最近、出版社の編集部や営業部門の間で、ある小説をめぐってこんな言葉が盛んに飛び交っている。出版関係者が注目しているのは、全国チェーンの大手書店が運営する書籍販売に関するオンラインサービスだ。
このサービスでは、全国の店舗での売り上げ状況、購買者の年齢層、男女の内訳などが詳細に知らされる。編集者は自身が手がけた著作の売り上げ動向をチェックし、営業や販売担当者は、自社作品はもちろんのこと、他社の売れ筋商品を分析する。出版関係社にとっては、なくてはならない重要なツールなのだ。
冒頭の言葉は、最近発売されたある小説に関するもの。もちろんその中身は、筆者のようなヒヨっ子作家が足元にも及ばない優れたものなのだが、「売れ行き動向が不自然」(某中堅出版社営業担当)なのだという。

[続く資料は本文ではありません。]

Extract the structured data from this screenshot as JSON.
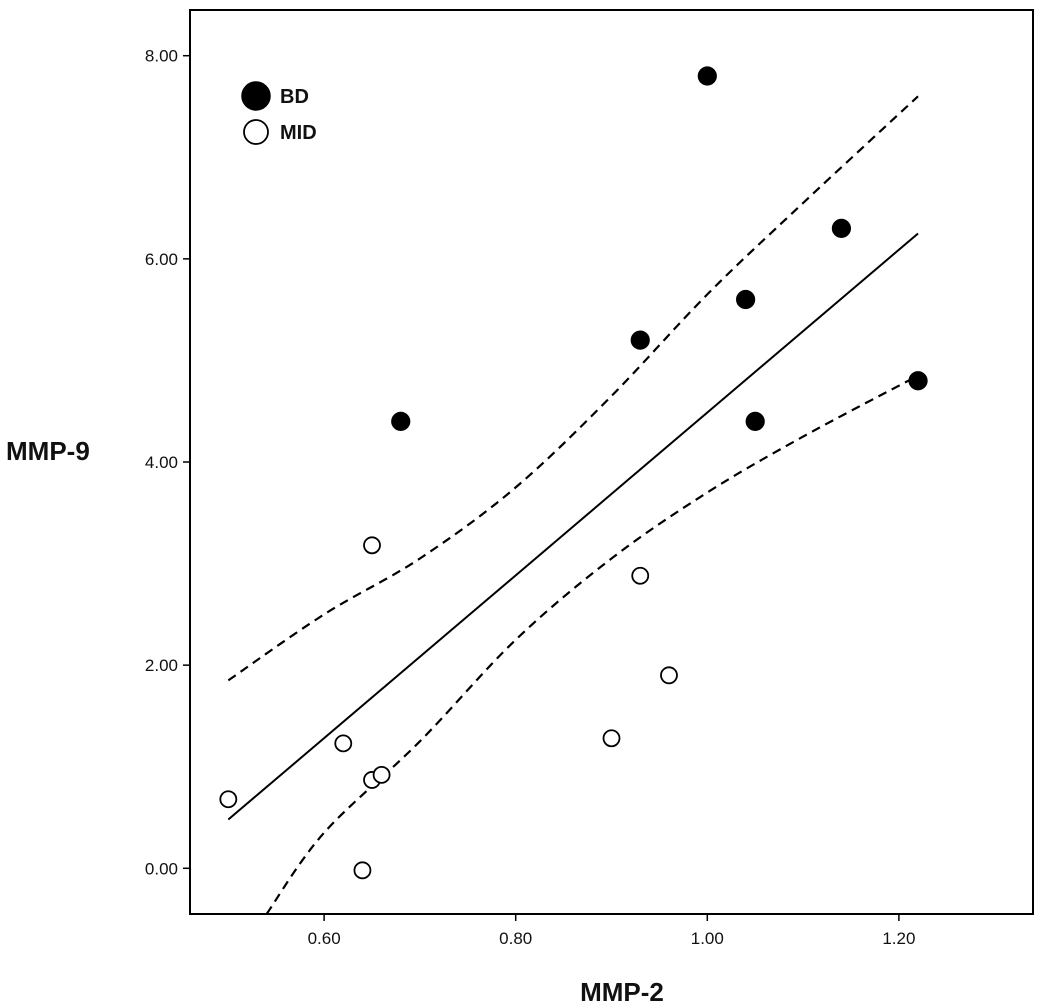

最近は、村上春樹氏の『1Q84』のような大ベストセラーがあり、1つの店舗で1つの作品が100冊単位で売れることは十分にあり得る話。
だが、件の作品については「売れているのは確かだが、『1Q84』並みの爆発的なヒット作ではない」(別の営業担当者)という。『1Q84』のような怪物級のヒット作のほかは、宗教系やビジネス書のヒット作で、1店舗当たり100冊単位の売り上げを記録することはあるようだが、小説では極めて異例なのだとか。
出版不況の度合いが一段と強まる昨今、この大手書店のオンラインサービスを通じて得られるデータでは「月に100冊売れればそこそこのヒット作」(同)とされる。しかし、話題を集める作品については、先に触れたように毎日大量の購買実績が出ているので業界筋の話題を集めている、という構図なのだ。
そこで関係者の間でささやかれているのが、この作品を手がけた著者やその関係者が自ら大量購入しているのでは、という観測なのだ。自らの手で買うので、“手買い”というわけだ。